My first Thanksgiving alone after my 24 year marraige & divorce was quite a day to remember! I had been talking online with a man who had never been married-- because in his words-- he hadn't "found a woman good enough to marry". He seemed nice but the only picture he had on the dating profile was of him by a lake fishing, donning a khaki fishing hat...no less! The fact that I had never seen his face didn't bother me in the few weeks I had emailed and Instant messeged him because our relationship hadn't really had the romantic theme to it in the short time we had been talking. It was more like a casual shoot the breeze online friendship.
When he found out I was going to be alone for Thanksgiving he said.."Hey I'm planning on eating alone too...why don't we make it a Thanksgiving lunch at Village Inn...just as friends?" I agreed. He mentioned that it wasn't really a date..just a casual lunch, which was fine with me because I actually have reservations about 40 something men who haven't maintained a marriage or relationship for a significant amount of time...but whatever. What could a nice Turkey Lunch at Village Inn hurt?
When I walked into the restaurant on that cold turkey day, he was waiting in the lobby. I didn't really look at his face with all the first date--err-- excuse me "lunch" jitters. He immediately smelled what perfume I was wearing & recognized it as Victoria Secret's Love Spell...and he said " OH wow!...LOVE SPELL...this JUST turned into a DATE!!" I wasn't sure what to make of that but something else was bothering me as the hostess escorted us to our table. I brushed the thoughts aside as we walked past the other tables but as soon as we sat down..I said to myself..NO ...it Cant possibly BE!!!! There we were staring eye to eye finally across the table....or maybe I should say we were staring ...EYES to eye.....MY EYES to HIS ONE EYE.....His other eye was looking over toward the kitchen or somewhere..maybe winking at the waitress to drug my drink or something..who knows! Yes...its true...HE was CROSS_EYED! I mean not just a little cross-eyed as some people are, But he had a lazy, lazy, cross- cross-eye!

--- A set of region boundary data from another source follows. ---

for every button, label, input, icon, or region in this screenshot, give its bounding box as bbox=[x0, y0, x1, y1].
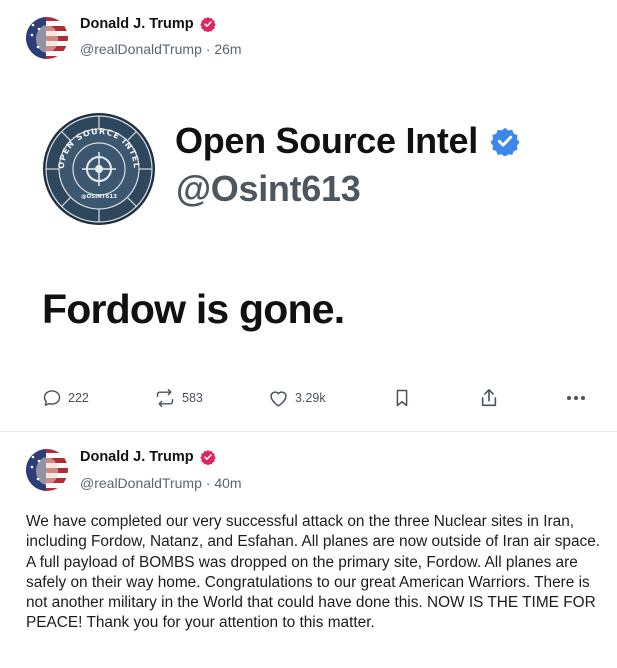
svg-text:@OSINT613: @OSINT613 bbox=[81, 194, 117, 200]
bookmark-icon bbox=[396, 389, 408, 407]
reply-count: 222 bbox=[68, 391, 89, 405]
embedded-account-name-text: Open Source Intel bbox=[175, 120, 478, 161]
post-card[interactable]: Donald J. Trump @realDonaldTrump · 26m O… bbox=[0, 0, 617, 432]
author-name[interactable]: Donald J. Trump bbox=[80, 449, 194, 465]
author-name[interactable]: Donald J. Trump bbox=[80, 16, 194, 32]
repost-button[interactable]: 583 bbox=[154, 384, 203, 412]
verified-badge-icon bbox=[490, 127, 520, 156]
author-handle-row: @realDonaldTrump · 26m bbox=[80, 41, 242, 57]
author-avatar[interactable] bbox=[26, 449, 68, 491]
reply-button[interactable]: 222 bbox=[42, 384, 89, 412]
post-text: We have completed our very successful at… bbox=[26, 513, 601, 632]
post-time[interactable]: 26m bbox=[214, 41, 241, 57]
bookmark-button[interactable] bbox=[393, 384, 411, 412]
author-handle-row: @realDonaldTrump · 40m bbox=[80, 475, 242, 491]
share-icon bbox=[481, 389, 497, 407]
embedded-quote-text: Fordow is gone. bbox=[42, 286, 345, 332]
repost-icon bbox=[156, 388, 174, 408]
share-button[interactable] bbox=[479, 384, 499, 412]
post-image[interactable]: OPEN SOURCE INTEL @OSINT613 Open Source … bbox=[0, 90, 617, 350]
author-handle[interactable]: @realDonaldTrump bbox=[80, 41, 202, 57]
embedded-account-handle: @Osint613 bbox=[176, 168, 361, 209]
embedded-account-name: Open Source Intel bbox=[175, 120, 520, 162]
like-icon bbox=[270, 391, 287, 407]
author-handle[interactable]: @realDonaldTrump bbox=[80, 475, 202, 491]
post-actions: 222 583 3.29k bbox=[0, 384, 617, 412]
reply-icon bbox=[43, 390, 61, 406]
repost-count: 583 bbox=[182, 391, 203, 405]
more-icon bbox=[567, 396, 585, 400]
verified-badge-icon bbox=[199, 17, 216, 32]
osint-logo: OPEN SOURCE INTEL @OSINT613 bbox=[43, 113, 155, 225]
author-avatar[interactable] bbox=[26, 17, 68, 59]
like-button[interactable]: 3.29k bbox=[268, 384, 326, 412]
more-options-button[interactable] bbox=[566, 384, 586, 412]
like-count: 3.29k bbox=[295, 391, 326, 405]
author-name-row: Donald J. Trump bbox=[80, 16, 216, 32]
post-card[interactable]: Donald J. Trump @realDonaldTrump · 40m W… bbox=[0, 432, 617, 668]
verified-badge-icon bbox=[199, 450, 216, 465]
author-name-row: Donald J. Trump bbox=[80, 449, 216, 465]
post-time[interactable]: 40m bbox=[214, 475, 241, 491]
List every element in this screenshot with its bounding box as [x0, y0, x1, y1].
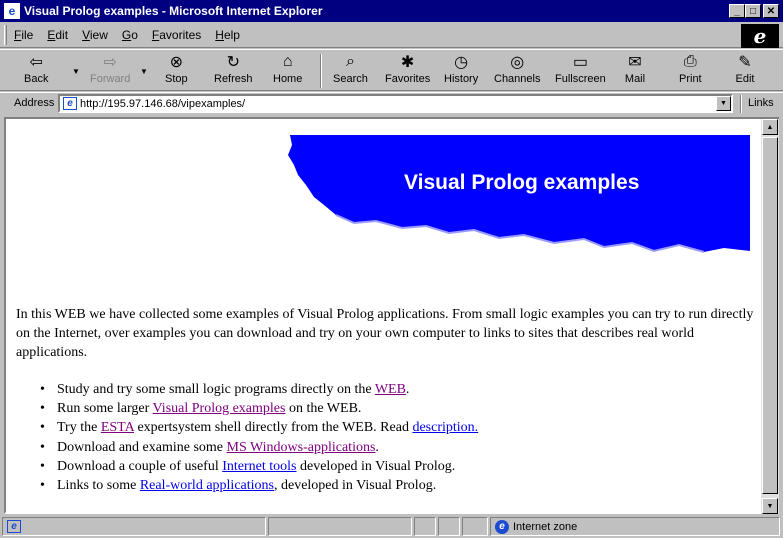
- address-dropdown-icon[interactable]: ▼: [716, 96, 731, 111]
- home-button[interactable]: ⌂ Home: [273, 52, 302, 90]
- menu-help[interactable]: Help: [215, 28, 240, 42]
- internet-tools-link[interactable]: Internet tools: [222, 459, 296, 474]
- status-bar: e e Internet zone: [0, 514, 783, 538]
- page-content: Visual Prolog examples In this WEB we ha…: [4, 117, 763, 514]
- fullscreen-button[interactable]: ▭ Fullscreen: [555, 52, 606, 90]
- minimize-button[interactable]: _: [729, 4, 745, 18]
- intro-paragraph: In this WEB we have collected some examp…: [16, 307, 754, 360]
- menu-grip[interactable]: [4, 25, 7, 45]
- channels-button[interactable]: ◎ Channels: [494, 52, 540, 90]
- links-separator: [740, 95, 742, 113]
- ie-throbber-logo: e: [741, 24, 779, 48]
- history-button[interactable]: ◷ History: [444, 52, 478, 90]
- history-icon: ◷: [454, 54, 469, 71]
- menu-go[interactable]: Go: [122, 28, 138, 42]
- fullscreen-icon: ▭: [572, 54, 588, 71]
- forward-button[interactable]: ⇨ Forward: [90, 52, 130, 90]
- search-button[interactable]: ⌕ Search: [333, 52, 368, 90]
- ms-windows-applications-link[interactable]: MS Windows-applications: [227, 440, 376, 455]
- standard-toolbar: ⇦ Back ▼ ⇨ Forward ▼ ⊗ Stop ↻ Refresh ⌂ …: [0, 49, 783, 91]
- visual-prolog-examples-link[interactable]: Visual Prolog examples: [153, 401, 286, 416]
- zone-label: Internet zone: [513, 520, 578, 533]
- forward-icon: ⇨: [103, 54, 117, 71]
- links-list: Study and try some small logic programs …: [16, 380, 756, 495]
- status-text-panel: e: [2, 517, 266, 536]
- banner-title: Visual Prolog examples: [404, 171, 640, 194]
- maximize-button[interactable]: □: [745, 4, 761, 18]
- real-world-applications-link[interactable]: Real-world applications: [140, 478, 274, 493]
- links-button[interactable]: Links: [748, 97, 774, 109]
- address-input[interactable]: e http://195.97.146.68/vipexamples/ ▼: [58, 94, 733, 113]
- list-item: Download and examine some MS Windows-app…: [16, 438, 756, 457]
- banner: Visual Prolog examples: [284, 135, 750, 255]
- list-item: Run some larger Visual Prolog examples o…: [16, 399, 756, 418]
- refresh-button[interactable]: ↻ Refresh: [214, 52, 253, 90]
- ie-page-icon: e: [4, 3, 20, 19]
- scroll-thumb[interactable]: [762, 137, 778, 494]
- favorites-icon: ✱: [400, 54, 415, 71]
- window-title: Visual Prolog examples - Microsoft Inter…: [24, 4, 323, 18]
- status-panel: [438, 517, 460, 536]
- status-panel: [414, 517, 436, 536]
- favorites-button[interactable]: ✱ Favorites: [385, 52, 430, 90]
- edit-icon: ✎: [738, 54, 752, 71]
- web-link[interactable]: WEB: [375, 382, 406, 397]
- back-icon: ⇦: [29, 54, 43, 71]
- search-icon: ⌕: [345, 53, 355, 70]
- menu-edit[interactable]: Edit: [47, 28, 68, 42]
- scroll-up-icon[interactable]: ▲: [762, 119, 778, 135]
- vertical-scrollbar[interactable]: ▲ ▼: [761, 117, 779, 514]
- scroll-down-icon[interactable]: ▼: [762, 498, 778, 514]
- list-item: Download a couple of useful Internet too…: [16, 457, 756, 476]
- esta-link[interactable]: ESTA: [101, 420, 134, 435]
- print-button[interactable]: ⎙ Print: [679, 52, 702, 90]
- forward-dropdown-icon[interactable]: ▼: [140, 67, 148, 76]
- title-bar: e Visual Prolog examples - Microsoft Int…: [0, 0, 783, 22]
- internet-zone-icon: e: [495, 519, 509, 534]
- page-icon: e: [63, 97, 77, 110]
- toolbar-separator: [320, 54, 322, 88]
- status-panel: [462, 517, 488, 536]
- edit-button[interactable]: ✎ Edit: [734, 52, 756, 90]
- home-icon: ⌂: [282, 53, 293, 70]
- list-item: Links to some Real-world applications, d…: [16, 476, 756, 495]
- menu-favorites[interactable]: Favorites: [152, 28, 201, 42]
- stop-button[interactable]: ⊗ Stop: [165, 52, 188, 90]
- stop-icon: ⊗: [169, 54, 184, 71]
- close-button[interactable]: ✕: [763, 4, 779, 18]
- back-dropdown-icon[interactable]: ▼: [72, 67, 80, 76]
- channels-icon: ◎: [510, 54, 525, 71]
- status-progress-panel: [268, 517, 412, 536]
- print-icon: ⎙: [683, 53, 697, 70]
- menu-file[interactable]: File: [14, 28, 33, 42]
- list-item: Study and try some small logic programs …: [16, 380, 756, 399]
- address-bar: Address e http://195.97.146.68/vipexampl…: [0, 92, 783, 115]
- menu-view[interactable]: View: [82, 28, 108, 42]
- page-status-icon: e: [7, 520, 21, 533]
- list-item: Try the ESTA expertsystem shell directly…: [16, 418, 756, 437]
- window-controls: _ □ ✕: [729, 4, 779, 18]
- mail-button[interactable]: ✉ Mail: [624, 52, 646, 90]
- zone-panel: e Internet zone: [490, 517, 780, 536]
- address-label: Address: [14, 97, 55, 109]
- description-link[interactable]: description.: [412, 420, 478, 435]
- refresh-icon: ↻: [226, 54, 240, 71]
- banner-graphic: [288, 135, 750, 253]
- menu-bar: File Edit View Go Favorites Help: [0, 22, 783, 48]
- back-button[interactable]: ⇦ Back: [24, 52, 48, 90]
- mail-icon: ✉: [628, 54, 642, 71]
- address-url[interactable]: http://195.97.146.68/vipexamples/: [80, 98, 245, 110]
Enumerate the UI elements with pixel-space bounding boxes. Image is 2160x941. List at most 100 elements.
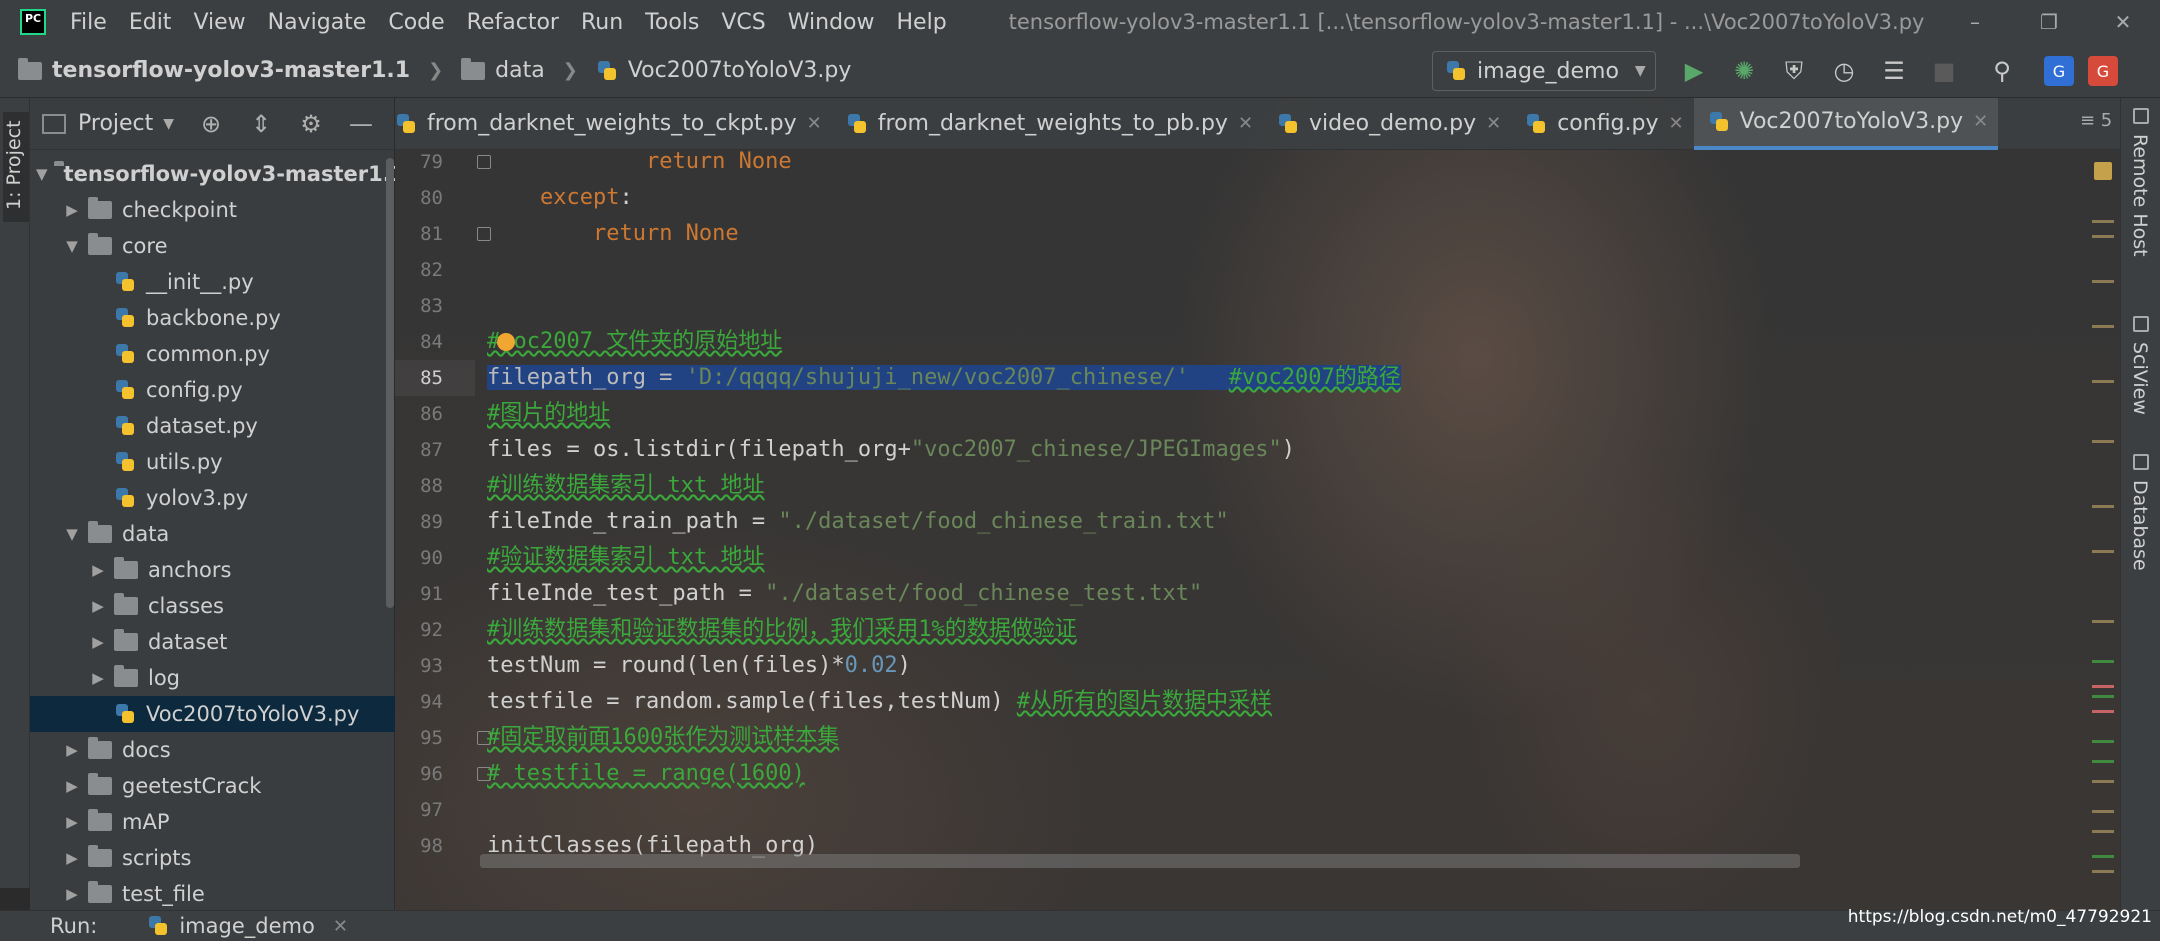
menu-tools[interactable]: Tools bbox=[645, 10, 699, 35]
locate-file-icon[interactable]: ⊕ bbox=[186, 110, 236, 138]
tree-folder-row[interactable]: ▼ data bbox=[30, 516, 395, 552]
tree-folder-row[interactable]: ▶ checkpoint bbox=[30, 192, 395, 228]
tree-file-row[interactable]: __init__.py bbox=[30, 264, 395, 300]
close-tab-icon[interactable]: ✕ bbox=[1238, 113, 1253, 134]
tree-file-row[interactable]: dataset.py bbox=[30, 408, 395, 444]
project-view-selector[interactable]: Project bbox=[78, 111, 153, 136]
collapsed-arrow-icon[interactable]: ▶ bbox=[62, 885, 82, 903]
error-stripe-marker[interactable] bbox=[2092, 620, 2114, 623]
run-icon[interactable]: ▶ bbox=[1676, 53, 1712, 89]
remote-host-tab[interactable]: Remote Host bbox=[2129, 134, 2151, 257]
error-stripe-marker[interactable] bbox=[2092, 780, 2114, 783]
error-stripe-marker[interactable] bbox=[2092, 740, 2114, 743]
breadcrumb-file[interactable]: Voc2007toYoloV3.py bbox=[578, 58, 851, 83]
error-stripe-marker[interactable] bbox=[2092, 830, 2114, 833]
tree-folder-row[interactable]: ▶ classes bbox=[30, 588, 395, 624]
error-stripe-marker[interactable] bbox=[2092, 695, 2114, 698]
editor-tab[interactable]: config.py ✕ bbox=[1511, 98, 1693, 150]
breadcrumb-data[interactable]: data ❯ bbox=[443, 57, 578, 83]
run-configuration-select[interactable]: image_demo ▼ bbox=[1432, 51, 1656, 91]
error-stripe-marker[interactable] bbox=[2092, 550, 2114, 553]
error-stripe-marker[interactable] bbox=[2092, 810, 2114, 813]
tree-folder-row[interactable]: ▶ mAP bbox=[30, 804, 395, 840]
run-tab-image-demo[interactable]: image_demo bbox=[179, 914, 314, 938]
menu-run[interactable]: Run bbox=[581, 10, 623, 35]
gear-icon[interactable]: ⚙ bbox=[286, 110, 336, 138]
sciview-tab[interactable]: SciView bbox=[2129, 342, 2151, 415]
expanded-arrow-icon[interactable]: ▼ bbox=[62, 525, 82, 543]
coverage-icon[interactable]: ⛨ bbox=[1776, 53, 1812, 89]
tree-file-row[interactable]: yolov3.py bbox=[30, 480, 395, 516]
menu-refactor[interactable]: Refactor bbox=[467, 10, 559, 35]
tab-overflow-menu[interactable]: ≡ 5 bbox=[2080, 110, 2120, 131]
profile-icon[interactable]: ◷ bbox=[1826, 53, 1862, 89]
collapsed-arrow-icon[interactable]: ▶ bbox=[62, 777, 82, 795]
tree-folder-row[interactable]: ▼tensorflow-yolov3-master1.1D:\王磊个人 bbox=[30, 156, 519, 192]
editor-tab[interactable]: from_darknet_weights_to_ckpt.py ✕ bbox=[395, 98, 832, 150]
tree-folder-row[interactable]: ▼ core bbox=[30, 228, 395, 264]
error-stripe-marker[interactable] bbox=[2092, 660, 2114, 663]
tree-file-row[interactable]: backbone.py bbox=[30, 300, 395, 336]
expanded-arrow-icon[interactable]: ▼ bbox=[36, 165, 48, 183]
stop-icon[interactable]: ■ bbox=[1926, 53, 1962, 89]
translate-icon[interactable]: G bbox=[2044, 56, 2074, 86]
editor-tab[interactable]: from_darknet_weights_to_pb.py ✕ bbox=[832, 98, 1263, 150]
error-stripe-marker[interactable] bbox=[2092, 220, 2114, 223]
breadcrumb-project[interactable]: tensorflow-yolov3-master1.1 ❯ bbox=[0, 57, 443, 83]
collapsed-arrow-icon[interactable]: ▶ bbox=[88, 633, 108, 651]
tree-folder-row[interactable]: ▶ scripts bbox=[30, 840, 395, 876]
error-stripe-marker[interactable] bbox=[2092, 760, 2114, 763]
minimize-icon[interactable]: – bbox=[1938, 0, 2012, 44]
code-area[interactable]: return None except: return None #voc2007 … bbox=[487, 149, 2117, 910]
collapse-all-icon[interactable]: ⇕ bbox=[236, 110, 286, 138]
error-stripe-marker[interactable] bbox=[2092, 440, 2114, 443]
error-stripe-marker[interactable] bbox=[2092, 280, 2114, 283]
collapsed-arrow-icon[interactable]: ▶ bbox=[88, 597, 108, 615]
translate-alt-icon[interactable]: G bbox=[2088, 56, 2118, 86]
menu-file[interactable]: File bbox=[70, 10, 107, 35]
tree-folder-row[interactable]: ▶ anchors bbox=[30, 552, 395, 588]
hide-panel-icon[interactable]: — bbox=[336, 110, 386, 138]
tree-folder-row[interactable]: ▶ docs bbox=[30, 732, 395, 768]
menu-navigate[interactable]: Navigate bbox=[268, 10, 367, 35]
caret-down-icon[interactable]: ▼ bbox=[163, 116, 174, 132]
intention-bulb-icon[interactable] bbox=[497, 333, 515, 351]
database-tab[interactable]: Database bbox=[2129, 480, 2151, 571]
error-stripe-marker[interactable] bbox=[2092, 870, 2114, 873]
inspection-status-icon[interactable] bbox=[2094, 162, 2112, 180]
close-tab-icon[interactable]: ✕ bbox=[807, 113, 822, 134]
restore-icon[interactable]: ❐ bbox=[2012, 0, 2086, 44]
error-stripe-marker[interactable] bbox=[2092, 710, 2114, 713]
close-icon[interactable]: ✕ bbox=[333, 916, 348, 937]
tree-file-row[interactable]: config.py bbox=[30, 372, 395, 408]
error-stripe-marker[interactable] bbox=[2092, 505, 2114, 508]
collapsed-arrow-icon[interactable]: ▶ bbox=[88, 561, 108, 579]
tree-folder-row[interactable]: ▶ dataset bbox=[30, 624, 395, 660]
menu-help[interactable]: Help bbox=[897, 10, 947, 35]
error-stripe-marker[interactable] bbox=[2092, 325, 2114, 328]
error-stripe-marker[interactable] bbox=[2092, 685, 2114, 688]
error-stripe-marker[interactable] bbox=[2092, 235, 2114, 238]
menu-edit[interactable]: Edit bbox=[129, 10, 172, 35]
debug-icon[interactable]: ✺ bbox=[1726, 53, 1762, 89]
menu-code[interactable]: Code bbox=[388, 10, 444, 35]
editor-tab[interactable]: Voc2007toYoloV3.py ✕ bbox=[1693, 98, 1999, 150]
collapsed-arrow-icon[interactable]: ▶ bbox=[62, 849, 82, 867]
horizontal-scrollbar[interactable] bbox=[480, 854, 1800, 868]
collapsed-arrow-icon[interactable]: ▶ bbox=[88, 669, 108, 687]
tree-file-row[interactable]: utils.py bbox=[30, 444, 395, 480]
error-stripe-marker[interactable] bbox=[2092, 855, 2114, 858]
tree-folder-row[interactable]: ▶ log bbox=[30, 660, 395, 696]
menu-vcs[interactable]: VCS bbox=[721, 10, 765, 35]
tree-file-row[interactable]: common.py bbox=[30, 336, 395, 372]
error-stripe-marker[interactable] bbox=[2092, 380, 2114, 383]
project-tool-tab[interactable]: 1: Project bbox=[3, 112, 29, 222]
collapsed-arrow-icon[interactable]: ▶ bbox=[62, 201, 82, 219]
menu-window[interactable]: Window bbox=[788, 10, 875, 35]
expanded-arrow-icon[interactable]: ▼ bbox=[62, 237, 82, 255]
tree-file-row[interactable]: Voc2007toYoloV3.py bbox=[30, 696, 395, 732]
search-icon[interactable]: ⚲ bbox=[1984, 53, 2020, 89]
collapsed-arrow-icon[interactable]: ▶ bbox=[62, 813, 82, 831]
tree-folder-row[interactable]: ▶ geetestCrack bbox=[30, 768, 395, 804]
close-icon[interactable]: ✕ bbox=[2086, 0, 2160, 44]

As we ordered & ate our meal & talked of computers & dating & jobs...I could not get the fact out of my head that Yes..he really was cross-eyed. I also couldn't bring myself to mention it not only for the fact that it would be rude & tactless (Never stopped me before!) But what if he didn't really realize it? What if his mom made him feel so good about himself that he just couldn't understand why he couldn't find a woman who would look him in the EYE and fall in love with him;) Maybe it was an accident or some kind of disease process."So were you born Cross-eyed or do you even know that you are?" just didn't sound right. It may not seem like a big deal to some people but it was quite a shock after all our conversations! But then again..in all the pre-date questions such as "what's your favorite color?" &..."oh by the way....ARE YOU CROSS-EYED??" just somehow didn't CROSS my mind.....So to speak! lol. I know you are thinking that I must be some fake boobed, shallow minded women's' libber or something...but I'm really not! I AM OPEN- MINDED!! I just prefer when kissing someone to have not only their full attention but most if not all of their body parts FOCUSED on me!! Call me selfish I guess! Also....if I were to say I LOVE YOU...would I have to say it twice every time? Oh Bill...I love you....and YOU! Oh....the jokes could go on & on....call me evil...but that is the last time I SAW Bill & Bill......But I am reminded of Village Inn Bill every time I see Victoria Secret's love spell bottle.